In this scenario, guidelines suggest that you should take somewhere between 3 and 9mg of caffeine per kg of body weight approximately 60 minutes before you are set to commence training [5].

For example, an 80kg individual would take between 240 and 720mg of caffeine to optimise performance.

Now, the thing to note here is that the upper limit of this recommendation sits higher than what many government authorities would consider safe. As a result, opting for a dosage of somewhere between 200 and 400mg is going to be safe and effective for most individuals.

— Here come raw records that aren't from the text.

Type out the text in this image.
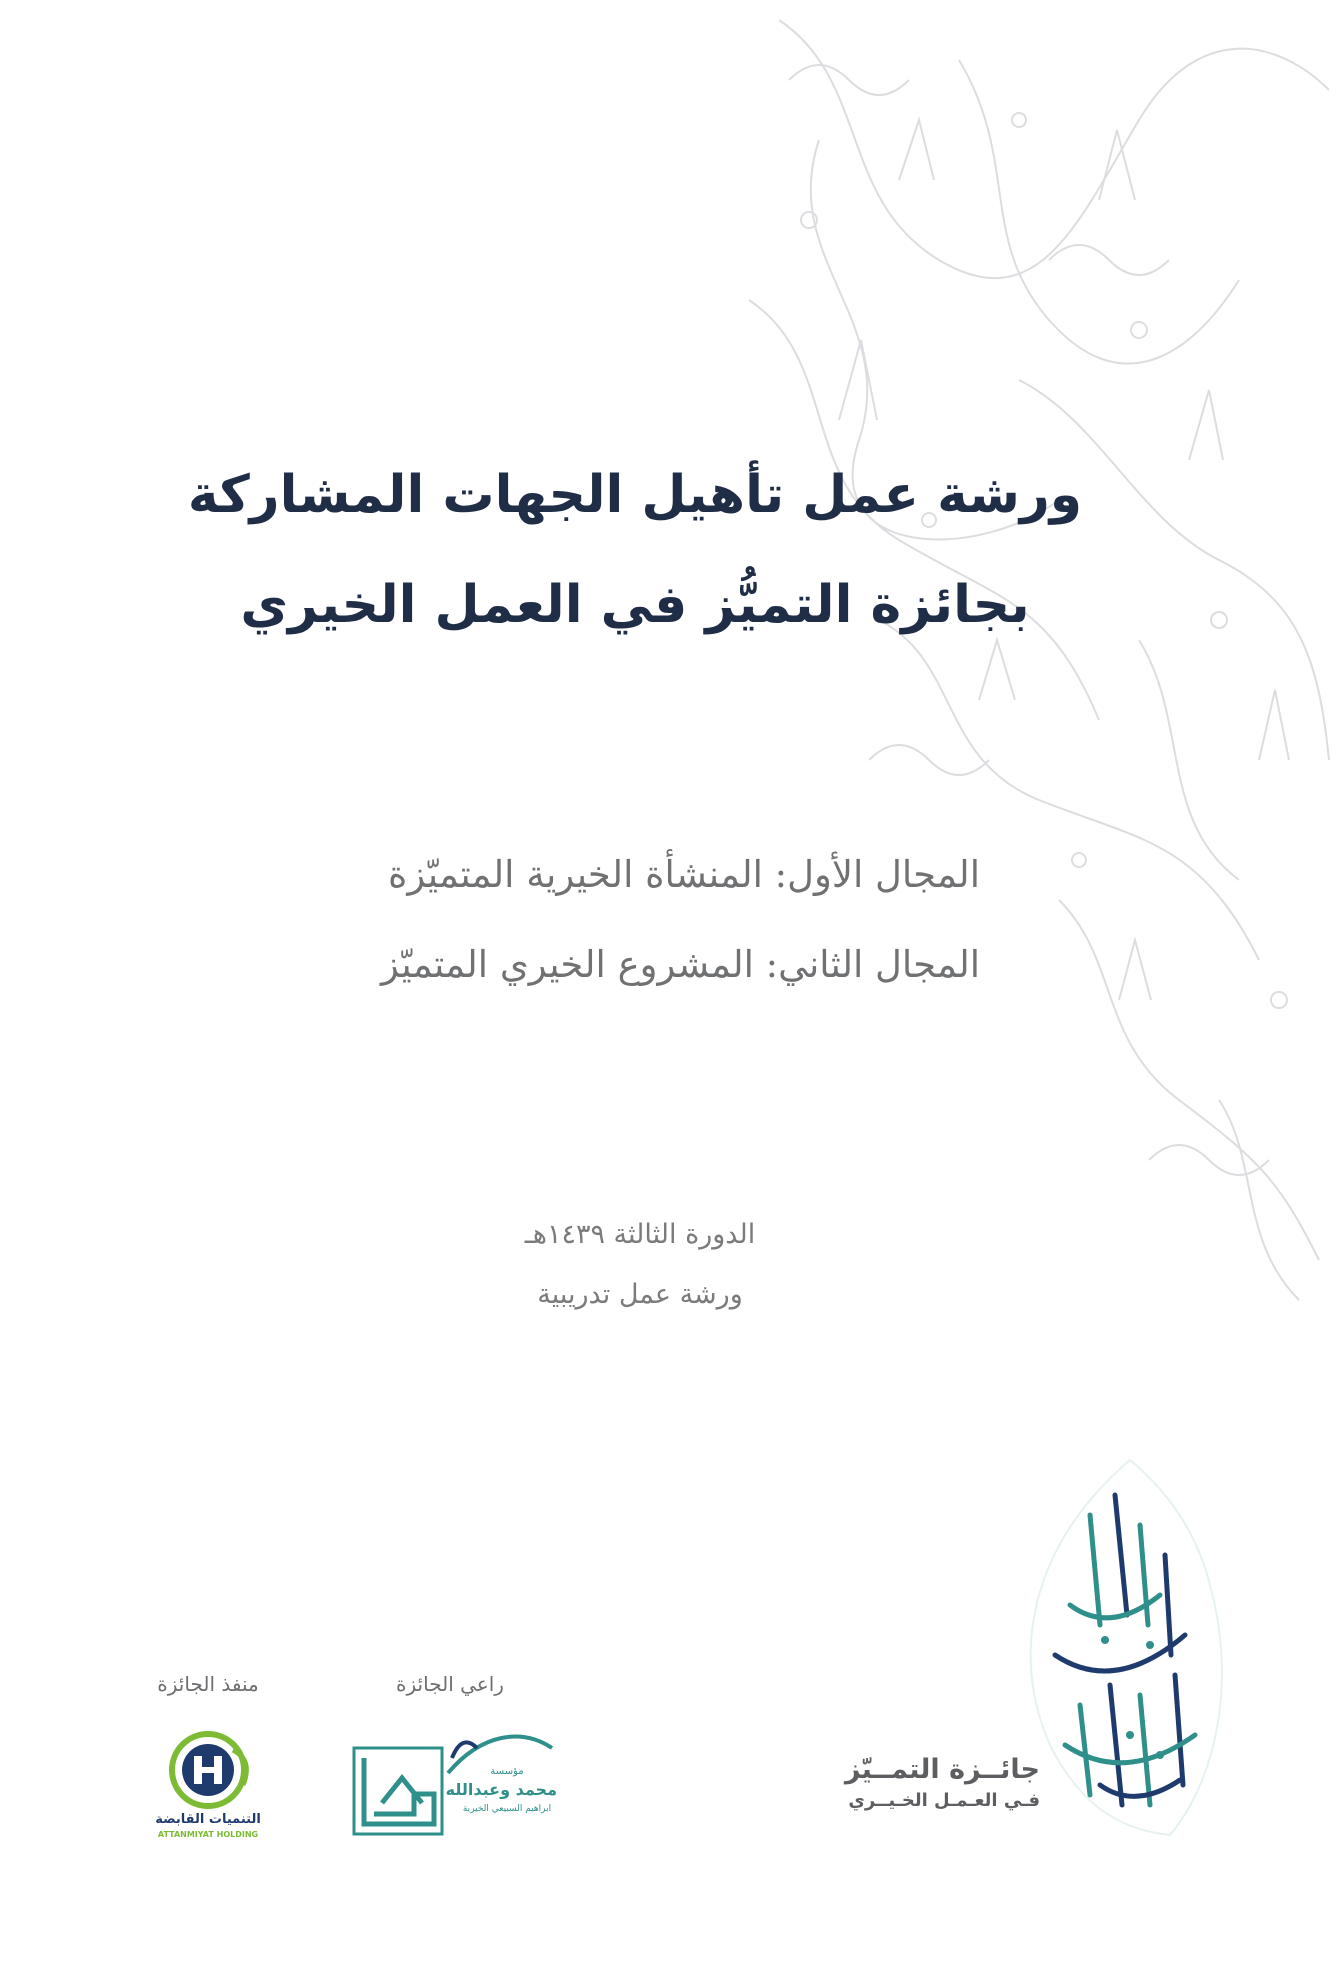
ورشة عمل تأهيل الجهات المشاركة
بجائزة التميُّز في العمل الخيري
المجال الأول: المنشأة الخيرية المتميّزة
المجال الثاني: المشروع الخيري المتميّز
الدورة الثالثة ١٤٣٩هـ
ورشة عمل تدريبية
جائــزة التمــيّز
فـي العـمـل الخـيــري
راعي الجائزة
مؤسسة
محمد وعبدالله
ابراهيم السبيعي الخيرية
منفذ الجائزة
التنميات القابضة
ATTANMIYAT HOLDING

With this in mind, if you are after a pre workout supplement that contains an effective dose of caffeine, it should sit within this range.

Side Effects

As most of you would be aware, caffeine is very well-tolerated when taken in amounts that align with the recommended guidelines. However, taking too much can result in some rather nasty side effects, including [6]:

  • Jitteriness and restlessness
  • Feelings of anxiety and nervousness
  • Becoming dizzy and losing balance
  • Diarrhea
  • Nausea and vomiting
  • The onset of muscle spasms

While most of the side effects do only occur in higher doses, we would recommend talking to a medical professional before supplementing with anything greater than 200mg -- just to be on the safe side.

Final Remarks

Caffeine is one of the most effective performance boosting supplements on the planet. With the capacity to improve mental acuity, boost strength, power, and endurance, enhance fat loss, and stave off dementia, it really can do it all.

Just make sure you stick within the recommended dosages to optimise the results.

 

References

  1. McLellan, Tom M., John A. Caldwell, and Harris R. Lieberman. "A review of caffeine’s effects on cognitive, physical and occupational performance." Neuroscience & Biobehavioral Reviews 71 (2016): 294-312.
  2. Grgic, Jozo, et al. "Wake up and smell the coffee: caffeine supplementation and exercise performance—an umbrella review of 21 published meta-analyses." British journal of sports medicine 54.11 (2020): 681-688.
  3. Tabrizi, Reza, et al. "The effects of caffeine intake on weight loss: a systematic review and dos-response meta-analysis of randomized controlled trials." Critical reviews in food science and nutrition 59.16 (2019): 2688-2696.
  4. Eskelinen, Marjo H., and Miia Kivipelto. "Caffeine as a protective factor in dementia and Alzheimer's disease." Journal of Alzheimer's Disease 20.s1 (2010): S167-S174.
  5. Goldstein, Erica R., et al. "International society of sports nutrition position stand: caffeine and performance." Journal of the International Society of Sports Nutrition 7.1 (2010): 1-15.
  6. Durrant, Karen L. "Known and hidden sources of caffeine in drug, food, and natural products." Journal of the American Pharmaceutical Association (1996) 42.4 (2002): 625-637.